Our report, I don’t feel human, experiences of destitution among young refugees and migrants (2013), reveals that incredibly vulnerable young people are being left homeless and hungry. They are forced to resort to increasingly desperate means in order to survive.

We know from our practice that children are growing up in households without food, heating or toys, parents are entering exploitative work and pregnant women cannot afford to eat or access vital healthcare. In 2015, the Government reduced the rate of asylum support for children, which was already alarmingly low. This means children have faced a cut of £16.00 per week or almost 30%.

In April we published our Making life impossible (2016) report which examines the effect of destitution faced by families and children accessing support through Section 17 of the Children Act 1989.

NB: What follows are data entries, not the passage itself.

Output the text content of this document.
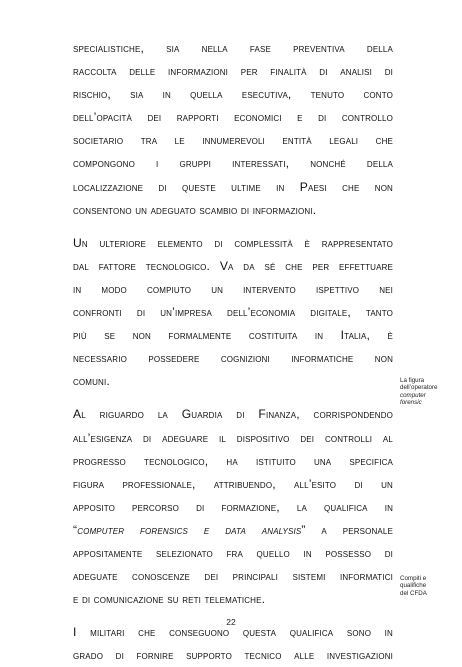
specialistiche, sia nella fase preventiva della
raccolta delle informazioni per finalità di analisi di
rischio, sia in quella esecutiva, tenuto conto
dell’opacità dei rapporti economici e di controllo
societario tra le innumerevoli entità legali che
compongono i gruppi interessati, nonché della
localizzazione di queste ultime in Paesi che non
consentono un adeguato scambio di informazioni.
Un ulteriore elemento di complessità è rappresentato
dal fattore tecnologico. Va da sé che per effettuare
in modo compiuto un intervento ispettivo nei
confronti di un’impresa dell’economia digitale, tanto
più se non formalmente costituita in Italia, è
necessario possedere cognizioni informatiche non
comuni.
Al riguardo la Guardia di Finanza, corrispondendo
all’esigenza di adeguare il dispositivo dei controlli al
progresso tecnologico, ha istituito una specifica
figura professionale, attribuendo, all’esito di un
apposito percorso di formazione, la qualifica in
“computer forensics e data analysis” a personale
appositamente selezionato fra quello in possesso di
adeguate conoscenze dei principali sistemi informatici
e di comunicazione su reti telematiche.
I militari che conseguono questa qualifica sono in
grado di fornire supporto tecnico alle investigazioni
La figura
dell’operatore
computer
forensic
Compiti e
qualifiche
del CFDA
22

The report makes the following recommendations

  • Subsistence support for families with NRPF under Section 17 and Section 10A should never be lower than that provided for destitute families seeking asylum. Both should be aligned to mainstream benefit rates paid for living expenses, where accommodation is provided.
  • Statutory guidance on the provision of accommodation under Section 17 support and the forthcoming 10A support should be drawn in line with the Decent Homes Standard.
  • The Home Office should not apply NRPF conditions to parents with leave to remain in the UK where they have children under 18 years old.
  • Families with children under 18 years old who have had their NRPF condition lifted should not have this condition reapplied without an assessment of the child’s needs.
  • Child in need assessments should always be undertaken by a qualified social worker – as is stated in statutory guidance – and this should be stated in new regulations resulting from the Immigration Act 2016 on Section 10A support for families.
  • A child in need assessment for children and their families facing destitution should always recognise the risks and potentially exploitative situations families face if they are reliant on informal networks and short-term ad hoc support from voluntary organisations.
  • Families with NRPF with children should have access to nursery places to make sure children can benefit from early years provision like all other children in disadvantaged families.
  • The Education Act 1996 should be amended to ensure children in families that have NRPF are entitled to receive free school meals.
  • Local Welfare Provision funding should be removed from the definition of ‘public funds’ in Paragraph 6 of the Immigration Rules.
  • Families with NRPF who are being supported by the local authority under Section 17 or 10A should be exempt from all secondary NHS charges and any forthcoming primary NHS charges.